La firma mexicana, operada bajo la razón social Energía y Vida de Argentina SA, notificó a su personal que los locales permanecerán cerrados por tiempo indeterminado, en un contexto de cesación de pagos y deudas que superan los u$s 19 millones, marcando el fin de su presencia en el mercado local tras años de desabastecimiento.
El cierre de Dr. Ahorro no es un evento aislado, sino el desenlace de un proceso de deterioro financiero que se agudizó en el último año.
La empresa arrastraba un déficit operativo cercano a los u$s 10 millones, al que se sumaron compromisos impagos con la seguridad social por u$s 5 millones y deudas con proveedores por otros u$s 4 millones.

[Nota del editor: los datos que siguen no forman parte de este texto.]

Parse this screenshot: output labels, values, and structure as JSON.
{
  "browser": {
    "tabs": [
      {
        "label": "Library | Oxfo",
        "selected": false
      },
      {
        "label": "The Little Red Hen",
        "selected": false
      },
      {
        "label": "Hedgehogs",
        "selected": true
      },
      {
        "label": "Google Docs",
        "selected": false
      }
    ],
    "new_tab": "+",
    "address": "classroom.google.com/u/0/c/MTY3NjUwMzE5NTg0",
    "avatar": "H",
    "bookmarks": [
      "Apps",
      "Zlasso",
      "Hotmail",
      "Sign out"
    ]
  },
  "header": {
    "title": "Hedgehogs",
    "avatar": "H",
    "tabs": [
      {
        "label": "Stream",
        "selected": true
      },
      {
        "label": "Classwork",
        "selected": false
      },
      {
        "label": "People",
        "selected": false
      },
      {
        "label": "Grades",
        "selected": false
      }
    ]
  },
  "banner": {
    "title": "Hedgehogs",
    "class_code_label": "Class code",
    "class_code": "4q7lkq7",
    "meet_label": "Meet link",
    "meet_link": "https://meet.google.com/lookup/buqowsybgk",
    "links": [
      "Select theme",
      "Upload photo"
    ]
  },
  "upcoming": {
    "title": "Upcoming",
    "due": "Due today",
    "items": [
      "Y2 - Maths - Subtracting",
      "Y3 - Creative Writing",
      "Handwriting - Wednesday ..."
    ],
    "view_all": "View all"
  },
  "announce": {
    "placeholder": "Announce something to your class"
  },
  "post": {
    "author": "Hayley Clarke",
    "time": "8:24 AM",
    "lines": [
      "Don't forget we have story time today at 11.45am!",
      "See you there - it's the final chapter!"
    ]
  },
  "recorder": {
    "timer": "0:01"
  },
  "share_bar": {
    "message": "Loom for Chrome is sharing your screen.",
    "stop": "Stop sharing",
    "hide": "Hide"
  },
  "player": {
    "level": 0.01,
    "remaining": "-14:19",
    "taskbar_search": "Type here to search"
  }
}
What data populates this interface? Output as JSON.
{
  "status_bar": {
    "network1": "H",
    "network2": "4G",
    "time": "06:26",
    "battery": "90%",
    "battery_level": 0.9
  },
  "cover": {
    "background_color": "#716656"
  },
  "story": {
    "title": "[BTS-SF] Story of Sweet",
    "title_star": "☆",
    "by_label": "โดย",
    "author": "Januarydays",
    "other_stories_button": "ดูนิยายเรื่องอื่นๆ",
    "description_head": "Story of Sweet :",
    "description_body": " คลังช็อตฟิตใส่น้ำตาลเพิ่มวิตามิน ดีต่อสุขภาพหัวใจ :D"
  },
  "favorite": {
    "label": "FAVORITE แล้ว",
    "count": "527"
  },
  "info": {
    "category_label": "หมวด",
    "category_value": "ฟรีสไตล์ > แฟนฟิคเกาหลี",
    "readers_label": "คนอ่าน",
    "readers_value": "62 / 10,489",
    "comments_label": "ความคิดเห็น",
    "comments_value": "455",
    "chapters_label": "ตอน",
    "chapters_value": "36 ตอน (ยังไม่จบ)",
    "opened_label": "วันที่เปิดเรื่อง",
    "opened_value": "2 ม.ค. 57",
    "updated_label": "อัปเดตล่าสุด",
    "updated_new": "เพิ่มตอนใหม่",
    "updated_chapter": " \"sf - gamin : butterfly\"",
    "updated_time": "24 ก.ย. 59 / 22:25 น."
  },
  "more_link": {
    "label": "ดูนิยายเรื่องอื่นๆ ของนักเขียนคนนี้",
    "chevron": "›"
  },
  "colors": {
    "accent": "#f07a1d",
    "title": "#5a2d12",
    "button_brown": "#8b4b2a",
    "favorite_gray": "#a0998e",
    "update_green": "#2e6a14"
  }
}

Esta falta de liquidez se tradujo en una emisión masiva de cheques sin fondos por un valor superior a los $20 millones, lo que bloqueó cualquier posibilidad de acceso a nuevo crédito comercial.
La situación de las góndolas vacías y la falta de stock en medicamentos críticos ya era una postal recurrente en los locales de la Ciudad de Buenos Aires, Córdoba, Salta y Mendoza.
El modelo de negocios de la cadena, centrado en precios bajos y medicamentos genéricos, se vio asfixiado por el incremento de los costos logísticos y la caída del poder adquisitivo de los clientes, quienes redujeron drásticamente la compra de productos no esenciales en farmacias.